Give it some thought. You’ll not discover a extra eclectic or various group of individuals than on the earth of music. Mrs. Fender was royalty. She was the queen. What number of 85-year-old girls are able to making prompt associates with 17-year-old punk rockers? But for Mrs. Fender, that was a straightforward day on the workplace. It didn’t matter in case you have been into acid rock and had a tarantula tattooed in your face, Mrs. Fender liked you.

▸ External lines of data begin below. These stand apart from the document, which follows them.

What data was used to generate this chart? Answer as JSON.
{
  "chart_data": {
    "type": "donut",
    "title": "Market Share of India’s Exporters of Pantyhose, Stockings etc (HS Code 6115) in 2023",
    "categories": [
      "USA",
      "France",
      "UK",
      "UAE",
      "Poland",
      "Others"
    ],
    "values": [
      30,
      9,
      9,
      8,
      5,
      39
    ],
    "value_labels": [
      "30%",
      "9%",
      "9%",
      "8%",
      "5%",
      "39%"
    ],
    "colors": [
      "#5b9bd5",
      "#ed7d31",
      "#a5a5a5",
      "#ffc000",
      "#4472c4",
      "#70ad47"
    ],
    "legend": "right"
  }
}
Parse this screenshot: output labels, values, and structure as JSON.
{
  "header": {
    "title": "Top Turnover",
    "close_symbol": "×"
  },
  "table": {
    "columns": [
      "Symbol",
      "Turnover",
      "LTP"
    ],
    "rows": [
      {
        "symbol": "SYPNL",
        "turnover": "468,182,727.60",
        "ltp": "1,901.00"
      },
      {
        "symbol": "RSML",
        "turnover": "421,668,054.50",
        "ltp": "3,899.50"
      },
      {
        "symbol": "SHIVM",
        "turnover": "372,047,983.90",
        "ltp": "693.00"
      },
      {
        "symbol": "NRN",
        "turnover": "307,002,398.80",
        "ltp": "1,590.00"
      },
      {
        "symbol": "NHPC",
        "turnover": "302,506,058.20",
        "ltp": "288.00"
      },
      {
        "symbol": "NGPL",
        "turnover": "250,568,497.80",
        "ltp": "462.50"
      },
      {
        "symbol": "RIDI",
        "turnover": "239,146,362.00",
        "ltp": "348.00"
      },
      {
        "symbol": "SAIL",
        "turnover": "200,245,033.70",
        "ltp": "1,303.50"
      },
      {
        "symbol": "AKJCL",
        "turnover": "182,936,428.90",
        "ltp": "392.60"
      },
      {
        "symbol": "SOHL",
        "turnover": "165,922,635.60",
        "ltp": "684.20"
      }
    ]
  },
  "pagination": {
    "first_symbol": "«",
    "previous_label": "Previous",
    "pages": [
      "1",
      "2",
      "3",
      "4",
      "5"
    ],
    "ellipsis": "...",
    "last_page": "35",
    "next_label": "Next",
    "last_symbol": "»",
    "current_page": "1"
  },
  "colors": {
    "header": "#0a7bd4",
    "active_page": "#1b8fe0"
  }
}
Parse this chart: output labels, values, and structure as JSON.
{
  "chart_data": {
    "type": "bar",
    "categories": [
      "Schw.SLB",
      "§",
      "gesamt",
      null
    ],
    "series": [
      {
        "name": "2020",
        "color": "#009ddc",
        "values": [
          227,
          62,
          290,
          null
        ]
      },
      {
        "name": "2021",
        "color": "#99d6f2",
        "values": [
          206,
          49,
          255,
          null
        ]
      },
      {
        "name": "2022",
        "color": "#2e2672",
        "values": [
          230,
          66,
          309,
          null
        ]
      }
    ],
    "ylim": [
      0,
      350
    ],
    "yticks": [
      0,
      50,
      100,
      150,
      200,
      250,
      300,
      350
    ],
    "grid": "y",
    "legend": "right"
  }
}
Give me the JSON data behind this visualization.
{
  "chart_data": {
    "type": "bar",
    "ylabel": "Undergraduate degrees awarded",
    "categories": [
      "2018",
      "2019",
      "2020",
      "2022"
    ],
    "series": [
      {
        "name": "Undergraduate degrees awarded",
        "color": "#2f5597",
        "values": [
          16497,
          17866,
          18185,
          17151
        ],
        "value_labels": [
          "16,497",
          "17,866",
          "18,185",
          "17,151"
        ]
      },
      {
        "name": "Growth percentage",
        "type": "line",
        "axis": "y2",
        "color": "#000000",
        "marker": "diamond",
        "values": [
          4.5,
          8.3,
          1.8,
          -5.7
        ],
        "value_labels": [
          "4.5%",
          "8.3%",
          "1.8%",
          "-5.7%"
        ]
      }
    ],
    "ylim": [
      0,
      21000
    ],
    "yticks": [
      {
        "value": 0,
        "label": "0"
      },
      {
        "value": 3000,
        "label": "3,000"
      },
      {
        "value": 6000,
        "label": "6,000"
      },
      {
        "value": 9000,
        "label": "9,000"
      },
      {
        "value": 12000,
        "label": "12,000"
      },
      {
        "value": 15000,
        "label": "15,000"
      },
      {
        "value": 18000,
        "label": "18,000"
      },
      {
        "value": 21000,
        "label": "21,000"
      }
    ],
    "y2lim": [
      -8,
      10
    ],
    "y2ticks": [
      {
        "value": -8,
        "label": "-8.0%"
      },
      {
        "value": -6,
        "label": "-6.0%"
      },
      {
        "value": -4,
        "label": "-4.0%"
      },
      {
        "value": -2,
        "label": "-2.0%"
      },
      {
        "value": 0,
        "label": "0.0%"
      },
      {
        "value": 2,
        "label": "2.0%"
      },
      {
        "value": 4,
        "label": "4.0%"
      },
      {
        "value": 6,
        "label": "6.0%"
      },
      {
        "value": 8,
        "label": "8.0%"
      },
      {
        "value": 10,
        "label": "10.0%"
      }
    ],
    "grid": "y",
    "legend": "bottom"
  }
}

There was by no means a doubt that Mrs. Fender liked her household. She by no means talked about her daughter Chris with out utilizing the phrase “good.” She described her son Jon as, “That rascal that retains me laughing.” As soon as, her son Paul was strolling throughout her driveway whereas Mrs. Fender and I have been pulling out within the automobile. Mrs. Fender instructed me to cease. She simply wished to observe him as she instructed me how proud she was of him and his shiny, variety, and industrious nature. She adored her two sisters, Laurie and Trish. Her face glowed as she talked about her household.

The key of Mrs. Fender was that she liked individuals, and he or she positive liked Jesus. For those who have been agnostic or atheist, that was okay. Mrs. Fender figured that Jesus loves you, too. As soon as Mrs. Fender and I have been having lunch at Polly’s Pies. Out of nowhere, she stated, “Ya know Randy, I really like Jesus a lot, I’m virtually excited to go to heaven!”

On July 22, 2020 the world misplaced an icon in Phyllis Fender, who died at 85. For me, and for numerous others who’ve a deep love for Mrs. Fender, it’s unimaginable to just accept that today has come. I miss her a lot. However I’m positive that Leo is up there tuning the electrical harps, and Mrs. Fender is busy making an ideal heaven just a bit extra good.

Ultimately, Phyllis Fender taught us all a lesson. It’s so easy. The lesson is all the time love.